Friday, Nov. 29, 1963
Cow College Conversion
Bossy cow cow Honey bee bee Oleomargarine oleobutterine Alfalfa--hey!
Only a cow college could boast a cheer like that, and only the University of California could boast a cow college like Davis. Northernmost of Cal's nine campuses, Davis is the M.I.T. of California agriculture.
Now, growing at a dizzy rate on the Central Valley flatlands near Sacramento, Davis aims to be something more: a first-rate university with a vast campus of 3,710 acres. Already it has 4,900 students and 300,000 books; soon it will triple both, becoming the rural rival of Cal's urban jewels, Berkeley and U.C.L.A.
"Cal Aggie Spirit." Davis began in 1905 as Berkeley's farm. Ag students went up there, 60 miles north, to practice planting and harvesting. As mass-farming grew, Davis trained managers and technicians; to broaden their education, it opened a liberal arts college in 1951. Then in 1959, to help accommodate California's burgeoning college population, Davis was spun off entirely from Berkeley to become a general university campus.
Davis now has graduate students in 118 fields, from art to range management to thermodynamics. A thriving new engineering college is keyed to California's thriving aerospace industry. By 1965, Davis will boast the world's largest colony of subhuman primates (10,000 animals for biomedical research) and a Big Science cyclotron costing $2,257,000. By 1970, it expects to have law and medical schools.
With its "Cal Aggie spirit"--corn-fed coeds, boys in cowboy boots, and an honored honor system--rural Davis seems almost anachronistic in the age of urban universities.
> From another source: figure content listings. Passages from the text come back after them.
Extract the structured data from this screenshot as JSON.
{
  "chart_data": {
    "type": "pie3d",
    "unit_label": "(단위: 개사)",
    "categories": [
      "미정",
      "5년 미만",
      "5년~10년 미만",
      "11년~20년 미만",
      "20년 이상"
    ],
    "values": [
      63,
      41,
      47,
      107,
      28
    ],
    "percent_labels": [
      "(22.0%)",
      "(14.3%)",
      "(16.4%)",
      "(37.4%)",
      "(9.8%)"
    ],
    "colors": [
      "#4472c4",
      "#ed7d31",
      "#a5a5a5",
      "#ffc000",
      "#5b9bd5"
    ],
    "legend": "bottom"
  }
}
That is precisely its pitch. "Our isolation is important," says genial Chancellor Emil Mrak, 62, a noted food technologist who used to teach at Berkeley. To justify his $10 million-a-year building program, Mrak has only to point at California's jammed cities and freeways. Davis appeals as an oasis--part farm, part suburbia--where everyone still knows everyone else. Cars are disdained in favor of bicycles, a 700-lb. pig snuffles outside the chancellor's window, new dormitories will house a comfortable 40 to 60 students, and the human-scale motto is "divide and congeal."
Space to Think. Davis is not about to drop its super-cow-college learning. Foreign students (a high 10% of enrollment) are there mainly for that purpose. California's $3 billion-a-year farm industry still needs trained talent. But Davis now has more than twice as many liberal arts students as regular aggies. Engineering enrollment has jumped 48% in the past year. Like all Cal campuses, Davis takes only the top 12% of California high school students (out-of-staters need a B+ average). One result: a new Phi Beta Kappa chapter. Another: Cal President Clark Kerr's own son attends Davis.
Cal's regents envision Davis as the cultural leader of the Central Valley. The English faculty is adorned with men such as Hart Crane Biographer Brom Weber and Critic-Short Story Writer William Van O'Connor. Music has avant-garde Composer Larry Austin, protege of Darius Milhaud. Painters Wayne Thiebaud and Roland Petersen help make Davis tops in art among Cal campuses. Drama boasts talented young acting students with a beard or two, and this year's visiting lecturer, Director Joseph Schildkraut, has already staged an excellent Peer Gynt. Symbolic of the times, the old Davis livestock judging barn is being remodeled as a Shakespearean theater.
"This place is really on the move," says a recent faculty newcomer from a top Eastern college. Says Critic O'Connor: "I've enjoyed my two years here a lot more than my 14 years at the University of Minnesota. These kids are bright, but they don't have any pseudo sophistication about them. They don't have to act bored." As for their teach ers, adds O'Connor, "Here you can really collect your thoughts."